2014年8月のエッセイ
杏と王様
鈴鹿呂仁
今の季節は、果して梅雨なのか夏なのか毎日はっきりしない日々が続いている。そんな或る日のこと、私は深い微睡の中へと落ちていった。
この物語は、杏という少女の話である。杏は、14才になったばかりの好奇心の強い女の子で、誰にも打ち明けていない秘密にしていることがある。これは、杏にとって一つの楽しみでもある。今日も学校から帰るとさっそく家をあとにした。何時ものように薔薇の館を右に曲がると、夏草が生い茂る場所があり、そこには山百合が群生している。これが目印だ。杏は、背が低く小柄であるので、一ケ所だけ潜り込めるところがある。身体を屈みながらどれくらい歩いたのだろう。時間が分らない程、杏は夢中なのだ。すると、まもなく道は開け杏の好きな森へと続くのである。
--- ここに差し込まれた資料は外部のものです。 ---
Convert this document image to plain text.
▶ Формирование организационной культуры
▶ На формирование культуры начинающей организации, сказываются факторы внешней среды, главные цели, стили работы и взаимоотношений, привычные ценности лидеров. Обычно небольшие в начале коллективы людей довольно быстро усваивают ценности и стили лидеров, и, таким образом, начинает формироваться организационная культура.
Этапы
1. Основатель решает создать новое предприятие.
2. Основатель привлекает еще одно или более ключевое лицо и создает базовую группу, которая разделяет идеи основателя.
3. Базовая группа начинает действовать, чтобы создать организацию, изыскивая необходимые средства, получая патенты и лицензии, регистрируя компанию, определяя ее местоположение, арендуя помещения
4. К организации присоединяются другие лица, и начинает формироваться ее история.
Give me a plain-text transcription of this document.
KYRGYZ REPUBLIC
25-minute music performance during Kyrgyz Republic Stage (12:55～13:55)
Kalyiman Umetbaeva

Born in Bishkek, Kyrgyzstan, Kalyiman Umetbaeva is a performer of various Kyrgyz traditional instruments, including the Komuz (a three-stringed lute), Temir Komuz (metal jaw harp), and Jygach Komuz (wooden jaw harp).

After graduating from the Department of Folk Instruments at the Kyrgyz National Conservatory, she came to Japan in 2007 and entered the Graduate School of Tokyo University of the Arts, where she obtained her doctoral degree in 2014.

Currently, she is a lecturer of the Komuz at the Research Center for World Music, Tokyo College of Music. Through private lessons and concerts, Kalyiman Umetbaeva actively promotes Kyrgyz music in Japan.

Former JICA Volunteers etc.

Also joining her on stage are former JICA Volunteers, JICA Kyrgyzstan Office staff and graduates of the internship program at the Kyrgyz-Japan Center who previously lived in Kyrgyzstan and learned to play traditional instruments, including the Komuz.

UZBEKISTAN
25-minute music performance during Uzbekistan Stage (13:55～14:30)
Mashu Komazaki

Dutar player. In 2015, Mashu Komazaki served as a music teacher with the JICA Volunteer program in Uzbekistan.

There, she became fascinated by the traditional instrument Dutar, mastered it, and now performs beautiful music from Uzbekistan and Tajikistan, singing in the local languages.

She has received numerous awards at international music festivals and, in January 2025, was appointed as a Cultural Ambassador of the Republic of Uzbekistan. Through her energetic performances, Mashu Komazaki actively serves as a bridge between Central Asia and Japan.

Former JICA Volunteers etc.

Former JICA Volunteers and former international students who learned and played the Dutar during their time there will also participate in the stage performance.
森を進んでいくと、杏は一つの処に立ち止ると肩から下げているポシェットからノートとペンを取り出し頻りに手を動かしている。杏が見ているのは、大きな木の根っ子のあたりで、そこにはたくさんの茸が生えていて、実にカラフルな帽子を被ったような可愛い茸で、杏にはまるで踊っているように感じられた。
赤帽子黄帽子をどる茸たち 杏
杏は、俳句を作るのが大好きなのだ。この森は、杏にとって俳句の材料がたくさんあるので、楽しい楽しい場所なのだ。
杏が、ノートから顔を上げると、森の木洩れ日の辺りから、やや小太りで白い髭をたくわえた一人の小父さんがやってきた。こんな所で人と会うのは初めてのことで杏は、びっくりしている。
小父さんは、杏に向かって優しく尋ねた。
「君は、今何をしているのかね。」
杏は、秘密の場所を見つけたことや自分が今何に夢中になっているのかを、話した。
すると、小父さんは微笑みながら、
「君のノートをぜひ見せてもらいたい。いいかな。」
杏は、少し躊躇ったが小父さんの優しい笑顔にノートを見せることにした。
「なるほど…、よく勉強しているね。俳句が好きなんだね。だけど、俳句をするなら歳時記をよく読んだ方が良いよ。『茸』は、秋の季語だから今の季節に合ったものにすることだね。それに、俳句で説明することは、余りしない方がいいだろう。こんな句があるよ。」
梅雨きのこ不思議の国の親衛隊 珀眉
「少し難しいが状況の切り取り方、つまり季語との取り合わせに工夫をしているね。」
そして、杏は小父さんの案内で、森の中を歩いていくことにした。しばらくすると、どこから来たのか、蝶々が杏の頭の上を何か言いたそうに行ったり来たり飛んでいる。杏は、ノートを開いた。
蝶々が私をどこかへ誘ってる 杏
それを見て、小父さんは、
「『蝶』は、春の季語だから、夏の蝶とか揚羽蝶にすると良い。そして、中八になっているから中七にすること。五七五の定型を守ることは、大切なことだよ。こんな句があるよ。」
揚羽蝶森のカフェよりの伝言 公子
「そうだ、もう少し歩くとおいしいジュースが飲める森のテラスがあるよ。」
二人は、その場所に着くと切り株の椅子に腰掛け休憩することにした。
しばらくすると、小父さんは杏に向かって語りはじめた。
「実は、私はね。この森の王様なのだよ。この森は俳句王国といってね、少し先にお城があって、そこにはたくさんの人達が俳句を作って楽しく暮らしている。君も是非、この国へ来るといいよ。」
王様は、語り終わると森の奥へと消えていった。この森の国では、朝の太陽が昇っていた。杏は、王様ともっと話がしたくて、何度も何度も「王様」「王様」と呼んでいた。
現実の世界では、ほんの20分から30分の時間しか経過していないことを、杏は知らない。
郭公へわたしの谺返しけり 菜摘子
微睡の中にいた私は、すでに覚醒をはじめている。この王国が、掌中にあることを期待しながら……。